English belletrist (1895–1947)

Geoffrey Spencer Madan (6 February 1895 – 6 July 1947) was an English belletrist, and a collector and creator of aphorisms, many of which are recorded in his Notebooks.

==Biography==
Geoffrey Spencer Madan was born on 6 February 1895, in Oxford, the son of Falconer Madan, a Fellow of Brasenose College, Oxford and Bodley's Librarian, and Frances Jane Hayter. He had a sister, Ethel, who married Charles Fox Burney.

He was educated at Summer Fields School, Oxford, Eton College (to which he won the top scholarship in 1907) and Balliol College, Oxford. While still at school he earned a day's holiday for the whole school by the excellence of his account of Eton written in Herodotean Greek, and embarked on a correspondence and friendship with A. C. Benson. Madan went up to Balliol College in 1913. There he read Classics, and he made a number of lifelong friends, including Harold Macmillan, Cyril Asquith and Ronald Knox.

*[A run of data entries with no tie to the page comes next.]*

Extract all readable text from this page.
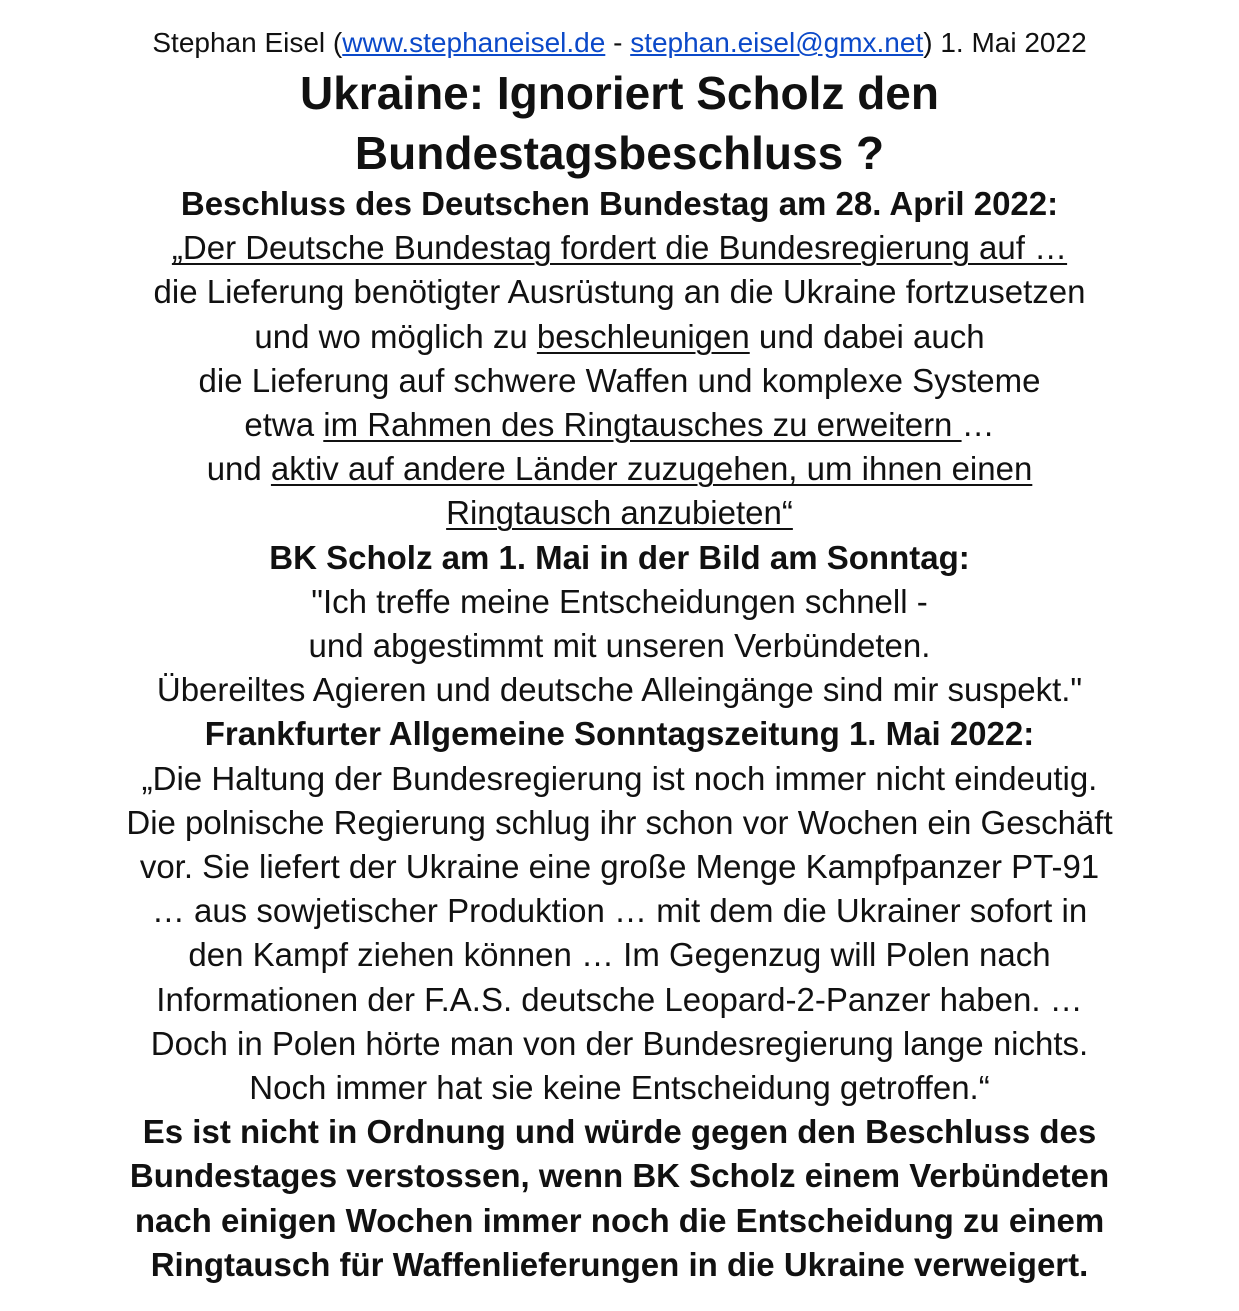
Stephan Eisel (www.stephaneisel.de - stephan.eisel@gmx.net) 1. Mai 2022
Ukraine: Ignoriert Scholz den
Bundestagsbeschluss ?
Beschluss des Deutschen Bundestag am 28. April 2022:
„Der Deutsche Bundestag fordert die Bundesregierung auf …
die Lieferung benötigter Ausrüstung an die Ukraine fortzusetzen
und wo möglich zu beschleunigen und dabei auch
die Lieferung auf schwere Waffen und komplexe Systeme
etwa im Rahmen des Ringtausches zu erweitern …
und aktiv auf andere Länder zuzugehen, um ihnen einen
Ringtausch anzubieten“
BK Scholz am 1. Mai in der Bild am Sonntag:
"Ich treffe meine Entscheidungen schnell -
und abgestimmt mit unseren Verbündeten.
Übereiltes Agieren und deutsche Alleingänge sind mir suspekt."
Frankfurter Allgemeine Sonntagszeitung 1. Mai 2022:
„Die Haltung der Bundesregierung ist noch immer nicht eindeutig.
Die polnische Regierung schlug ihr schon vor Wochen ein Geschäft
vor. Sie liefert der Ukraine eine große Menge Kampfpanzer PT-91
… aus sowjetischer Produktion … mit dem die Ukrainer sofort in
den Kampf ziehen können … Im Gegenzug will Polen nach
Informationen der F.A.S. deutsche Leopard-2-Panzer haben. …
Doch in Polen hörte man von der Bundesregierung lange nichts.
Noch immer hat sie keine Entscheidung getroffen.“
Es ist nicht in Ordnung und würde gegen den Beschluss des
Bundestages verstossen, wenn BK Scholz einem Verbündeten
nach einigen Wochen immer noch die Entscheidung zu einem
Ringtausch für Waffenlieferungen in die Ukraine verweigert.
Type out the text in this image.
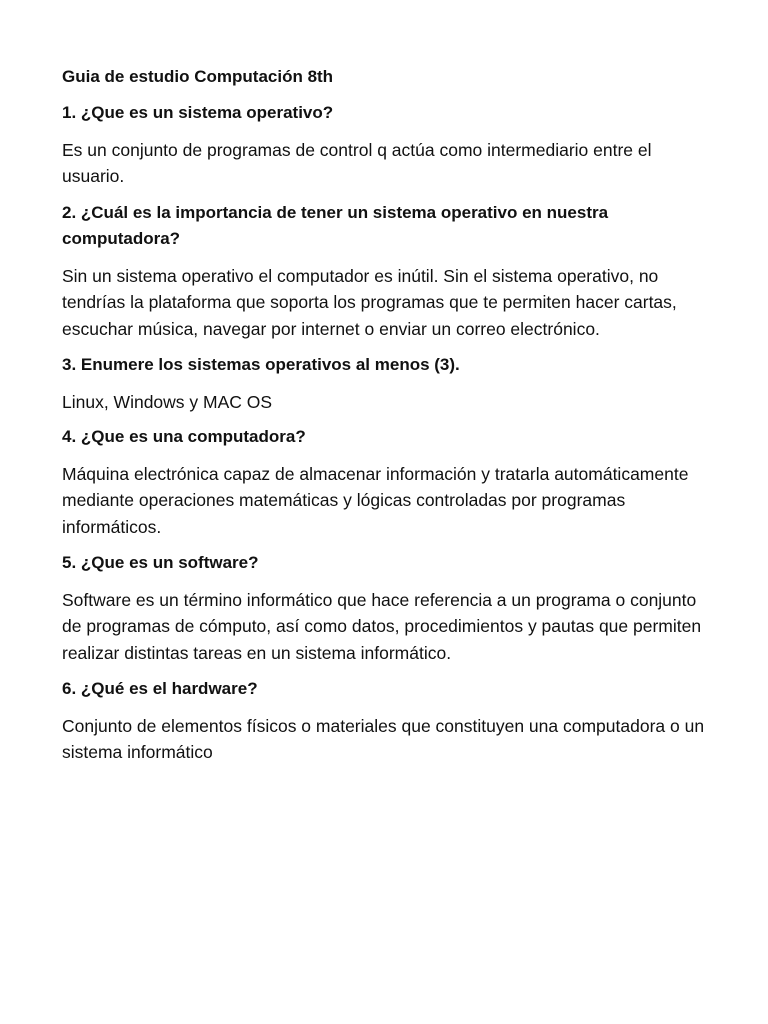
Guia de estudio Computación 8th
1. ¿Que es un sistema operativo?
Es un conjunto de programas de control q actúa como intermediario entre el usuario.
2. ¿Cuál es la importancia de tener un sistema operativo en nuestra computadora?
Sin un sistema operativo el computador es inútil. Sin el sistema operativo, no tendrías la plataforma que soporta los programas que te permiten hacer cartas, escuchar música, navegar por internet o enviar un correo electrónico.
3. Enumere los sistemas operativos al menos (3).
Linux, Windows y MAC OS
4. ¿Que es una computadora?
Máquina electrónica capaz de almacenar información y tratarla automáticamente mediante operaciones matemáticas y lógicas controladas por programas informáticos.
5. ¿Que es un software?
Software es un término informático que hace referencia a un programa o conjunto de programas de cómputo, así como datos, procedimientos y pautas que permiten realizar distintas tareas en un sistema informático.
6. ¿Qué es el hardware?
Conjunto de elementos físicos o materiales que constituyen una computadora o un sistema informático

In 1914 Madan's university career was interrupted by the First World War. He was commissioned in the King's Own Royal Lancaster Regiment, and was wounded in the Mesopotamian campaign in 1916.

In 1919 Madan married Marjorie, the daughter of Sir Saxton Noble, Baronet. In 1920 Marjorie gave birth to their one child, Nicola.

Between 1920 and 1924 Madan was employed in the City of London; but in 1924 a severe attack of meningitis forced him to retire. A private income enabled him to devote the remainder of his life to his interests, which included wine, old silver and (above all) books.

Madan's daughter Nicola married Gordon Campbell, later Lord Campbell of Croy.

Madan died suddenly in London on 6 July 1947, aged 52.

==The Notebooks==
Madan had an eye for aphorisms, and each Christmas between 1929 and 1933 sent a small anthology from his notebooks to his friends. A limited typescript edition was circulated privately in 1949 after his death, and a further selection was made for an edition published by the Oxford University Press in 1981. The editors (J.A.Gere and John Sparrow) provided a biographical introduction, and Harold Macmillan contributed a foreword.

The New York Review of Books called the Notebooks "the best example of a twentieth-century Commonplace book".

Examples of his published aphorisms include:
- "The dust of exploded beliefs may make a fine sunset".
- "Alive, in the sense that he can't legally be buried."
- "Never assume that habitual silence means ability in reserve."